Rafa Benitez receives honour in Madrid
Former Liverpool manager Rafael Benítez received the Silver Medal of the Royal Order of Sporting Merit at a ceremony in Madrid this morning. The presentation was made by Her Royal Highness Infanta Doña Cristina.
Rafa was given the news last month in a letter from Spain’s Minister for Sport and President of the Sports Council, Albert Soler Sicilia, in which he was told it was “in recognition of the achievements, circumstances and contribution by you in popular sport”. The letter went on to say that “such a deserved distinction is in recognition of his outstanding professional career which has served as a decisive national and international projection of Spanish sport.”
The presentation was made at the Faculty of Sport and Physical Activities of INEF (National Institute for Physical Education) which is where Rafa did his degree in the 1980s and where Benitez was awarded another medal in May 2010, the “Agustin de Betancourt”, the highest award given out by the Polytechnic University of Madrid (of which the Faculty is part).
On hearing of his award Rafa said he was “grateful, honoured and delighted” and “excited because I am going back to my home city and to INEF where I started my career and where I made so many good friends which I still have to this day.”
The honour from his homeland, while clearly received with much pride, seems unlikely to sway him and his family from their immediate plans, which revolve around staying in the UK and in particular in their Wirral home.
Last week saw the launch of the Montse Benítez Foundation, set up by Rafa and his wife Montse with the aim of helping local charities, in particular smaller charities that tend to receive no funding from government.
Rafa left Liverpool FC last summer after six years at the helm that saw him bring Liverpool their fifth European Cup and the FA Cup, as well as finishing runners-up in both the 2009 Premier League and the 2007 Champions League. All of this was achieved in the midst of some of the bitterest in-fighting in Liverpool’s history, his reign ending after the banks had given the club five months to find new owners or face the consequences.
He spent the latter half of last year as manager of Inter Milan, winning the Italian Super Cup and the FIFA Club World Cup. He felt let down by broken promises from the Internazionale hierarchy about strengthening the successful but aging squad and publicly suggested that if they weren’t going to back him in the forthcoming January transfer window they might be better finding another coach. They chose the latter and Rafa and his family returned to England and the home they’d grown so fond of, not to mention the friends they’d made, during his time as Liverpool boss.
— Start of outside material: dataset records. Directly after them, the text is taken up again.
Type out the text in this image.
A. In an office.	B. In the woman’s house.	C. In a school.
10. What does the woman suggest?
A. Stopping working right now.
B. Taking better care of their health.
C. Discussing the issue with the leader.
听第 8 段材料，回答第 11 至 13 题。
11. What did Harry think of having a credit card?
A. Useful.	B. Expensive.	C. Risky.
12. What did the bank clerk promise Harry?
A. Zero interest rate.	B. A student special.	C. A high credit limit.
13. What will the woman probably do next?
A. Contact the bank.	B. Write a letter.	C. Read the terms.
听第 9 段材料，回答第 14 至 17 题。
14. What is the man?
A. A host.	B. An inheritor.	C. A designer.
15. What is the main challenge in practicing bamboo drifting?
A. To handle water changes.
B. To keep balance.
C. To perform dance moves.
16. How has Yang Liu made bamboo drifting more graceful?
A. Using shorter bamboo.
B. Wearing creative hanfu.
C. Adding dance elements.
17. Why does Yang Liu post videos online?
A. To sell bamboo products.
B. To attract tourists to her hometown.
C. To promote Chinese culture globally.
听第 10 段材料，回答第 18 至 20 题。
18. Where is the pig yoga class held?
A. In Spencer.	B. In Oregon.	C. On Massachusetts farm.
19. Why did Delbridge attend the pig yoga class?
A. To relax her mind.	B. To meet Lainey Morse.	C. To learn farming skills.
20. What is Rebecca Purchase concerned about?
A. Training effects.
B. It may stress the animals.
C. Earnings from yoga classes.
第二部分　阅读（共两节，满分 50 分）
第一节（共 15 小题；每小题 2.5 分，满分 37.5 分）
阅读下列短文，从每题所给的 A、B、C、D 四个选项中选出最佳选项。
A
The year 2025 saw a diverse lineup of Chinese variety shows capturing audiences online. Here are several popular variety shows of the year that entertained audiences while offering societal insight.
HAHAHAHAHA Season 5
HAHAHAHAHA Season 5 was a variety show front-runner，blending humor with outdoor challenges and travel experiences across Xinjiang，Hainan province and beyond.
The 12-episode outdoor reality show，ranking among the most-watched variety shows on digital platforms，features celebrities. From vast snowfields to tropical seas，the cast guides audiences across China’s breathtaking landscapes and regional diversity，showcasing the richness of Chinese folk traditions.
Rafa is understood to have received offers and expressions of interest from other clubs since leaving Italy, including Premier League clubs, but won’t be rushed into joining the wrong club. He wants a club that shares his ideas, a club that shares his ambition, a Premier League club, and as much as he wants to get back into management sooner rather than later he feels he can afford to wait until that opportunity arises.
Rafa spoke about his time since his return to England. The family had been homesick in Italy (for England) and with Benítez seemingly set on staying in this country it seems that he might be putting his family first, ahead of his career, something that isn’t often seen in football. “I’m not sure my wife will agree!” he said, putting on an impression of a wife tired of her husband watching the match all the time: “’You’re always watching games!'” It’s a voice familiar to many of us.
He went on: “I explain to her, as a manager you have to see games, you have to watch games, and analyse games, at the same time you try to spend some time with your family. To be fair, when you play two games a week, when you play in Europe, you have to go to (say) Russia and then you come and you have to go and play against Sunderland you don’t have too much time for your family.
“At this time I am not managing a team so I can spend some time with the website, with the foundation and with the family. I try as much as possible to go with them, but always they want more and more! You can’t (give them that) but at least you try.”
How long Rafa will stay in England, how long he’ll be content with the work for the foundation and his website and spending time with his family, remains to be seen. But he certainly looks happy and very much in control of his own life.
Rafa also spoke about his attempts to get control of the Academy, attempts that he feels may have been somewhat misrepresented by the media:
“I think the fans know that when I was fighting some of the press said, ‘Oh, he’s fighting for the power.’
“I was not fighting for the power. I didn’t need more power. I was fighting for the future of the club.”